Arnaud Montebourg : Je suis contre les dogmes, et aujourd’hui, le dogme de la concurrence systématique entraîne des ravages dans des secteurs clefs de notre économie.

Je ne peux pas admettre que le secteur des télécoms soit un secteur d’avenir et que dans le même temps, nous y subissions des plans sociaux. On a organisé une concurrence dans ce secteur d’excellence, de manière non maîtrisée. Le régulateur sectoriel porte une lourde responsabilité dans la situation que nous connaissons aujourd’hui. C’est un exemple de cas où le dogme pro-concurrentiel a conduit à des excès après la phase où la remise en cause du monopole historique était effectivement nécessaire.

Je suis favorable à développer des alliances et des rapprochements pour consolider notre industrie quand nos entreprises sont trop éparpillées, et je suis favorable à la concurrence, quand il s’agit de faire sauter des situations de rente qui n’apportent pas de plus-value à notre économie.
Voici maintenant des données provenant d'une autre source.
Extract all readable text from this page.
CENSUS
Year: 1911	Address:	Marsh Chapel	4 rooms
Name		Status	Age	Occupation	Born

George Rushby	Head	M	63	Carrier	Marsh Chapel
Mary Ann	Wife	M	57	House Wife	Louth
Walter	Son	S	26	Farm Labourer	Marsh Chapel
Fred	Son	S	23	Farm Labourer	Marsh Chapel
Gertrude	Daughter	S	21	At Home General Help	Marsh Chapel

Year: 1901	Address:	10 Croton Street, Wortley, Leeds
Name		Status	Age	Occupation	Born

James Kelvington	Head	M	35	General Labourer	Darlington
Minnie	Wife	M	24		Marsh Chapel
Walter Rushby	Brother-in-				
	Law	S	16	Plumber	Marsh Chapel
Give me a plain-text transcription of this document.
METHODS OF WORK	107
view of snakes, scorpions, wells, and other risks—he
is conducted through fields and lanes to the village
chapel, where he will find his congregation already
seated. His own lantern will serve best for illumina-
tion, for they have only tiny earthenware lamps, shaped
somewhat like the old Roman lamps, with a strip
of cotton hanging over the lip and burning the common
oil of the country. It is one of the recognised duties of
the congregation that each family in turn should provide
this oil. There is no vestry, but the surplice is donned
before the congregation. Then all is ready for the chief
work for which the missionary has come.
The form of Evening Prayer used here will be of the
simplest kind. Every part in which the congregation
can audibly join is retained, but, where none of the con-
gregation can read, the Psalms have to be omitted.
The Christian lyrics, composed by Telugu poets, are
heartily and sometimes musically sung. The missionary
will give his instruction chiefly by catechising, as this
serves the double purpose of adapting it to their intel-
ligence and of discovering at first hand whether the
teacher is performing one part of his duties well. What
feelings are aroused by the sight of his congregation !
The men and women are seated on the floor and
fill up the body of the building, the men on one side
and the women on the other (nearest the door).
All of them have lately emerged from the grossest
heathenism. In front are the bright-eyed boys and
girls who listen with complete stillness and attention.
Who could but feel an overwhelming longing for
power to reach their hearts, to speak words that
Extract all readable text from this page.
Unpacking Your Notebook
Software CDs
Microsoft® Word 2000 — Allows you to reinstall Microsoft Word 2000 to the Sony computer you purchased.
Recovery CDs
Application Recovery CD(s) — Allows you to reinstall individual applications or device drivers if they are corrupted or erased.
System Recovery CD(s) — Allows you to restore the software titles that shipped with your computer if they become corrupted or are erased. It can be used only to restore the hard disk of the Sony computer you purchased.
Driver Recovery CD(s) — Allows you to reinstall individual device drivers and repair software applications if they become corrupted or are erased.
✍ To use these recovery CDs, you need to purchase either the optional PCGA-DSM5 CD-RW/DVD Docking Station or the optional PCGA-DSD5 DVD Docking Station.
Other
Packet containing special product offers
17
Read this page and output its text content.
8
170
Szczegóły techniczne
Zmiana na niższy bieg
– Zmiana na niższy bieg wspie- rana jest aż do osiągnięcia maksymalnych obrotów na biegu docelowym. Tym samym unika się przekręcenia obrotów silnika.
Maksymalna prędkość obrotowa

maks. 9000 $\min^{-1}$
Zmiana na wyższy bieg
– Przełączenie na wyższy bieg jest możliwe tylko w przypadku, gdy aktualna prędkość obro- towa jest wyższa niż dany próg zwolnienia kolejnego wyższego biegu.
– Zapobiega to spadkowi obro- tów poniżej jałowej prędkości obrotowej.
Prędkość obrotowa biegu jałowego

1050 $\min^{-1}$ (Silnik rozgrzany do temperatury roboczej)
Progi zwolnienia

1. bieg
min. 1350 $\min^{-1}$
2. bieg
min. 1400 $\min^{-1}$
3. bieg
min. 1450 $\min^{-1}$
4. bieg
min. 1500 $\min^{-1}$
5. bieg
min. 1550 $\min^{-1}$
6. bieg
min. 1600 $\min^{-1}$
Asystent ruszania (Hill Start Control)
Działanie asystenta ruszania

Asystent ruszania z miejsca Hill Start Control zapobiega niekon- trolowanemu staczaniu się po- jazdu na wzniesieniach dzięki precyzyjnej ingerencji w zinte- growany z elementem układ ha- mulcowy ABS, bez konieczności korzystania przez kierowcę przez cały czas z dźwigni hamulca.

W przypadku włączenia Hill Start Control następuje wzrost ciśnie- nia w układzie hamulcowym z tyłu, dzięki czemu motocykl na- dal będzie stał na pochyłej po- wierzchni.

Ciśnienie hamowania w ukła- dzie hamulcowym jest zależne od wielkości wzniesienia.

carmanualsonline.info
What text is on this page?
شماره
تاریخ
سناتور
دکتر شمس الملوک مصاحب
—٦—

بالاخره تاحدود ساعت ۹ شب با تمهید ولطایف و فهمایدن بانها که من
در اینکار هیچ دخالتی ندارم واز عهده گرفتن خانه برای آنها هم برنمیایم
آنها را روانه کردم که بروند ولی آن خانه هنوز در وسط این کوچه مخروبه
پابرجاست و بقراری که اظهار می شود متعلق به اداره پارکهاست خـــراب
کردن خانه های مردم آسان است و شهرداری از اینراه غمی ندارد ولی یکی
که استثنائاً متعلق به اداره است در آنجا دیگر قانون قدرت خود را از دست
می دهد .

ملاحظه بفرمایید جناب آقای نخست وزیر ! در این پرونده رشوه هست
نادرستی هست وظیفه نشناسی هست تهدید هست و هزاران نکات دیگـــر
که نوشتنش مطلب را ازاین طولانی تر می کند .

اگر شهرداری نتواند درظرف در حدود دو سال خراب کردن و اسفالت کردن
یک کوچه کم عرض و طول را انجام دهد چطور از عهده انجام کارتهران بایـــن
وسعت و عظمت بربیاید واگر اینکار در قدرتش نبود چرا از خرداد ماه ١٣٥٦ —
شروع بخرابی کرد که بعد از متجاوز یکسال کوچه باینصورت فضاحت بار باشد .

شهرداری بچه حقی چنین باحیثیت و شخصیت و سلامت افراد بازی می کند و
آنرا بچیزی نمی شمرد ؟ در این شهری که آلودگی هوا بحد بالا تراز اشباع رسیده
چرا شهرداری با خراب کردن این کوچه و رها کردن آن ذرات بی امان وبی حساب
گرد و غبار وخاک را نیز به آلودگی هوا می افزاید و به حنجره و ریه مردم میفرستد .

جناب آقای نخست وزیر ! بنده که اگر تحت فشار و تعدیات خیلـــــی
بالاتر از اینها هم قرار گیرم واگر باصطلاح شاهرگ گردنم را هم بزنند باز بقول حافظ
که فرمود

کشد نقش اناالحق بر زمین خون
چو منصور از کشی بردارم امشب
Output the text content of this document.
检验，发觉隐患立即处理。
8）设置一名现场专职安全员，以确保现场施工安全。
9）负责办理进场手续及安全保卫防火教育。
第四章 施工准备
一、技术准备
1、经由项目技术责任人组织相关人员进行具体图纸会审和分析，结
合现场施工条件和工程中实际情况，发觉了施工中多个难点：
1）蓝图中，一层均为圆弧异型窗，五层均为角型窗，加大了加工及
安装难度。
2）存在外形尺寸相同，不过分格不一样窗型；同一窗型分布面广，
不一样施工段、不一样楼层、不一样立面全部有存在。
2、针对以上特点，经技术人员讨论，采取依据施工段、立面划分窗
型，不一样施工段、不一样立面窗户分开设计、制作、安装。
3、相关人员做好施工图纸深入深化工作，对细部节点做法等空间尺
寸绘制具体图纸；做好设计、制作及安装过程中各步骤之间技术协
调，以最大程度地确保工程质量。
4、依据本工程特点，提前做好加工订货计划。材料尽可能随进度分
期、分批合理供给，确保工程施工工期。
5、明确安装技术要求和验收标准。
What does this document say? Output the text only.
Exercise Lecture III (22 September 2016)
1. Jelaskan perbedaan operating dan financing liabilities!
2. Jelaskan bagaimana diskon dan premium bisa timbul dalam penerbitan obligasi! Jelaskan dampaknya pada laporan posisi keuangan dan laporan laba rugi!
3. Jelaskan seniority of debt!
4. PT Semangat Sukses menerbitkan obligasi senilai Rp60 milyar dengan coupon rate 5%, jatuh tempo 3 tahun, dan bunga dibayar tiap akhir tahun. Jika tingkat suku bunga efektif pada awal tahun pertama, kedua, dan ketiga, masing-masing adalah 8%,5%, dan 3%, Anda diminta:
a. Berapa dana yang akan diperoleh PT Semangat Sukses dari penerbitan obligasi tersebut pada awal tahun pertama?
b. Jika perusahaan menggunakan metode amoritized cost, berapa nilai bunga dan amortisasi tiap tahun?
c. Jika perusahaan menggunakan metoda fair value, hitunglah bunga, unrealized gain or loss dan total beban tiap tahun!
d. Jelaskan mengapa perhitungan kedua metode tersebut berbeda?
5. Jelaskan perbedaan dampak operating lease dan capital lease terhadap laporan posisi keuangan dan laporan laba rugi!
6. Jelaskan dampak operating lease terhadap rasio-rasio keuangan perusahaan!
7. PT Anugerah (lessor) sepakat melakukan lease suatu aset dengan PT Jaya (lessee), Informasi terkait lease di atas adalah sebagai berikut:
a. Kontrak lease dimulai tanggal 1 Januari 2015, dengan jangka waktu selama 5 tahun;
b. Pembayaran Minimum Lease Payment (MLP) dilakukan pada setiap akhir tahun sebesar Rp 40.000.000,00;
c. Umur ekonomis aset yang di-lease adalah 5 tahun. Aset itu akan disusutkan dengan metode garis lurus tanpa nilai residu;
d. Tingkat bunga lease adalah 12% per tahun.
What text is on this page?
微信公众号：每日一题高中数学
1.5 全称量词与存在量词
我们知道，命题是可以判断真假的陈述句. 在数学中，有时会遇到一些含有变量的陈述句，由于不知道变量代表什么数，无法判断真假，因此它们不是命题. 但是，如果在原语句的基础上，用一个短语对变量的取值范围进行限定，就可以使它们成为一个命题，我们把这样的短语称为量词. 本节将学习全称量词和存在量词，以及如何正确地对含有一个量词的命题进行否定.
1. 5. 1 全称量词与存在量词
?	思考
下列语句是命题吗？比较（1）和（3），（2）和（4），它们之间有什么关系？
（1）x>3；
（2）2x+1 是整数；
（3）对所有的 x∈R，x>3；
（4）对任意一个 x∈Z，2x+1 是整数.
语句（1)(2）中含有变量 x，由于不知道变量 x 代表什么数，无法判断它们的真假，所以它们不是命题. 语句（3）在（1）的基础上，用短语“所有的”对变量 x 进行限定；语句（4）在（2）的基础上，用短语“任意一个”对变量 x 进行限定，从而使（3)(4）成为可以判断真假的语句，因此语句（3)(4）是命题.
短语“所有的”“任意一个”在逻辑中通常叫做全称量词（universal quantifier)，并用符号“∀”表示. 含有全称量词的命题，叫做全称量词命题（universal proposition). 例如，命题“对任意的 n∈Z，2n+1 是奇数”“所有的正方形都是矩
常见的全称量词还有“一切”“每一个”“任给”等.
Dans tous les cas, je n’ai qu’une seule ligne directrice : il faut que nos schémas industriels créent de la richesse pour les consommateurs, de l’innovation, des emplois et une force de frappe pour conquérir des marchés à l’international.

Dans cette optique, David contre Goliath a pris position en faveur de Demander Justice, un service aux justiciables menacé par l’Ordre des avocats, ou Sonalto qui développe un appareil d’assistance auditive que l’Ordre des audioprothésistes tente d’exclure du marché. Quelle est votre position face à ces professions réglementées qui veulent protéger leur pré carré ?

Sur tous ces sujets, mes services, ceux de la DGCCRF, sont très mobilisés pour que les innovations apportent des plus-values aux consommateurs. De l’autre côté, pour les usagers, la nature et la qualité réelle des prestations offertes importent : seuls des professionnels du droit donnent et doivent pouvoir donner des conseils juridiques. L’équilibre entre innovation et compétence devra toujours être préservé.

Si une initiative privée comme Demander Justice apporte une plus-value vérifiée par la DGCCRF et qui en aucun cas ne peut laisser penser aux usagers qu’il s’agit de conseils juridiques, alors dans l’intérêt du justiciable et du consommateur, il n’y a aucune raison pour qu’elle ne puisse pas se développer.

Pouvons-nous donc considérer que lorsque David contre Goliath se mobilise en faveur d’entrepreneurs menacés dans leur développement par des abus de positions dominantes ou des monopoles, vous serez à nos côtés pour lever les entraves à l’esprit d’entreprise qui appauvrissent notre économie ?

L’Autorité de la Concurrence joue son rôle dans ce domaine, et j’ai le plus grand respect pour son Président Bruno Lasserre qui vient d’être renouvelé pour un nouveau mandat. Le Ministère de l’Économie, du Redressement productif et du Numérique jouera également son rôle, armé de la DGCCRF, pour analyser les situations au cas pas cas.

Enfin, dans le cadre du programme national de réforme, le Conseil des Ministres du 23 avril dernier a porté une attention particulière à la lutte contre les rentes, pour favoriser une meilleure concurrence, capable d’améliorer la compétitivité des entreprises, de créer des emplois et d’augmenter le pouvoir d’achat des ménages.

Il y a un domaine où les dommages liés à une position ultra-dominante entraînent des risques majeurs pour notre économie : c’est celui d’Internet avec Google, utilisé à 95% pour les requêtes en ligne. Quelle est votre analyse sur cette situation ?

Je n’entends pas admettre que l’Europe et la France deviennent les colonies numériques des États-Unis. Le numérique est un univers de « winner takes all », où le vainqueur remporte tout, ce qui favorise la constitution de monopoles extravagants. Le monopole de fait de Google sur les moteurs de recherche, qui constituent la porte d’entrée principale vers le web, soulève des enjeux de souveraineté et de concurrence importants.

Afin d’empêcher tout abus du pouvoir exorbitant entre les mains de Google, il convient de mettre en place une régulation ad hoc de son monopole. Nous allons présenter dans les semaines qui viennent des mesures coordonnées en ce sens. Il en va de la souveraineté numérique de la France, tant du point de vue économique que sur des enjeux démocratiques.